His cousins are the director and screenwriter Lihi Hanoch (the former wife of iconic pop star Shalom Hanoch) and the musician Ran Efron.
Palestinian Prime Minister Salam Fayyad condemned the killing.
“We cannot stand silent in the face of this ugly crime,” he said. “It constitutes a grave violation that goes beyond all principles and human values, and it contravenes the customs and ethics of coexistence.”
Kadoura Musa, the PA governor of Jenin, said a team had been set up to investigate the murder.
“The person who did this will be caught regardless of his identity,” Musa said. Mer- Khamis, he said, “was a resident of the Jenin refugee camp and helped build Palestine. He did not deserve to die this way.”
The Jenin refugee camp was the scene of one the fiercest battles of 2002’s Operation Defensive Shield after the IDF determined it to be the home of a “large and varied terrorist infrastructure” and the launch pad for a number of deadly suicide attacks.
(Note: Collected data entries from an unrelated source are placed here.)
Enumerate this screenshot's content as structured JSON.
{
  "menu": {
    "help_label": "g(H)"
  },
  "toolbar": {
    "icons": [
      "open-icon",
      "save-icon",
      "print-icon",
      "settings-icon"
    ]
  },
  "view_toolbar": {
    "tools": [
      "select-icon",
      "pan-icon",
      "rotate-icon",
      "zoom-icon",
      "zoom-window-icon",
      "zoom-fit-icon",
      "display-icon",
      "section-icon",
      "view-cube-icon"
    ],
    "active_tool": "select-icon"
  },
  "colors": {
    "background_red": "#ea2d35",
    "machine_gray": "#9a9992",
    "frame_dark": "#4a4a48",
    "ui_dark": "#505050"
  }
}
Mer-Khamis opened the Freedom Theater there in 2006. The venue was firebombed three years later, after leaflets were distributed in the refugee camp describing Mer- Khamis as a “fifth column” and calling for his death.
In a 2009 Reuters interview, Mer-Khamis attributed the opposition to a “ghetto mentality"” and “dictatorship of tradition” built up under Israeli occupation.
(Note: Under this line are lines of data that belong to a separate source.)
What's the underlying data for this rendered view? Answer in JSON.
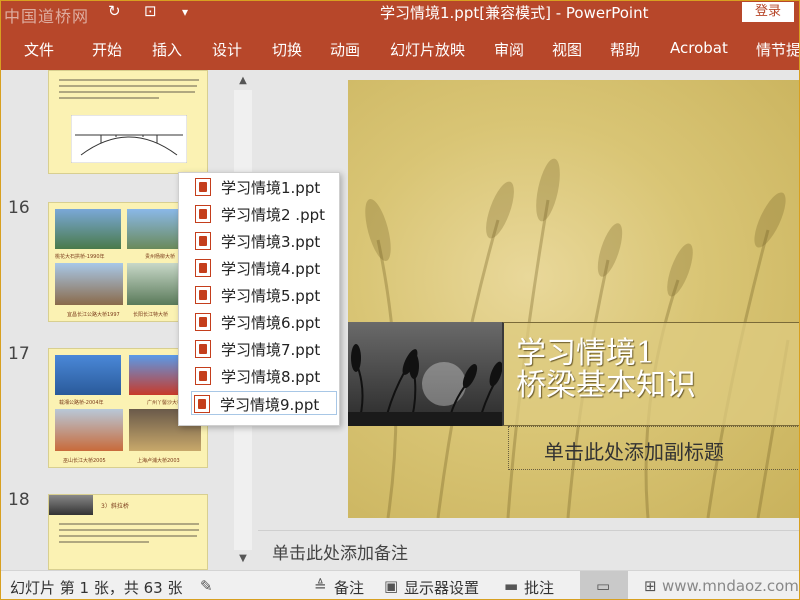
{
  "titlebar": {
    "watermark": "中国道桥网",
    "title": "学习情境1.ppt[兼容模式] - PowerPoint",
    "login": "登录",
    "icons": [
      "refresh-icon",
      "presenter-icon",
      "customize-icon"
    ]
  },
  "ribbon": {
    "tabs": [
      "文件",
      "开始",
      "插入",
      "设计",
      "切换",
      "动画",
      "幻灯片放映",
      "审阅",
      "视图",
      "帮助",
      "Acrobat",
      "情节提"
    ]
  },
  "thumbnails": {
    "slide_numbers": [
      "16",
      "17",
      "18"
    ],
    "slide16_captions": [
      "桃花大石拱桥-1990年",
      "贵州杨柳大桥",
      "宜昌长江公路大桥1997",
      "长阳长江特大桥"
    ],
    "slide17_captions": [
      "载湘公路桥-2004年",
      "广州丫髻沙大桥",
      "巫山长江大桥2005",
      "上海卢浦大桥2003"
    ],
    "slide18_heading": "3）斜拉桥"
  },
  "popup": {
    "files": [
      "学习情境1.ppt",
      "学习情境2 .ppt",
      "学习情境3.ppt",
      "学习情境4.ppt",
      "学习情境5.ppt",
      "学习情境6.ppt",
      "学习情境7.ppt",
      "学习情境8.ppt",
      "学习情境9.ppt"
    ],
    "highlighted_index": 8
  },
  "slide": {
    "title_line1": "学习情境1",
    "title_line2": "桥梁基本知识",
    "subtitle_placeholder": "单击此处添加副标题"
  },
  "notes": {
    "placeholder": "单击此处添加备注"
  },
  "status": {
    "slide_info": "幻灯片 第 1 张，共 63 张",
    "notes": "备注",
    "display_settings": "显示器设置",
    "comments": "批注",
    "watermark_url": "www.mndaoz.com"
  },
  "colors": {
    "accent": "#b7472a",
    "thumb_bg": "#fbf2b3"
  }
}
One of the theater’s cofounders was Zakariya Zubeidi, Jenin chief of the Aksa Martyrs Brigades described in a 2006 Sunday Times profile as “chief strategist of suicide bombers in the camp Israelis refer to as ‘the capital of suicide terrorism.’” In 2007 Zubeidi renounced terrorism and said he had committed himself to “cultural resistance” through theater.
On Monday, a Jenin resident who lives near the theater told Britain’s Guardian newspaper: “I don’t think he was killed because he was Jewish. Some people were angry with the liberal values he was promoting at the theater, but to me he was a very nice guy who worked hard for the people here.”
Mer-Khamis was an outspoken, often strident proponent of Palestinian rights and a fierce critic of Israel. “Armed struggle is legitimate as long as it’s against an occupier and is done on occupied land,” he said in a 2009 press conference at his theater.
“But if there isn’t history, culture and art behind one’s rifle, that rifle kills rather than liberates.”
“I’m in favor of a single Palestinian state from the river to the sea,” he said at the same press conference. “If the Jews want to live with us, ahlan wasahlan (welcome).”
He consistently rejected the label of “Israeli-Arab,” telling Israel Radio the same year: “I’m 100-percent Palestinian, and 100-percent Jewish.”
Mer-Khamis’s first film was The Little Drummer Girl, a 1984 US adaptation of a John Le Carre thriller on the Israeli- Palestinian conflict. He later appeared in a number of films by leading Israeli filmmakers Avi Nesher and Amos Gitai, and in Wedding in Galilee by the Nazareth-born director Michel Khleifi.
In 2002, he was nominated best actor at the Ophir Awards, Israel’s “Oscars,” for his performance in Gitai’s film Kedma.
A year later, Mer-Khamis produced and co-directed his first documentary film, Arna’s Children, on his mother’s work to establish a children’s theater group in Jenin in the 1980s.
Israelis from the film and theater world also expressed their shock at the killing.
“He was a special person, brave but crazy to do what he did,” fellow actor Alon Abutbul told Reuters.
“I was stunned, I stopped breathing, he was a person I liked so much,” added Nesher. “This is such an absurd murder because he went there to give.”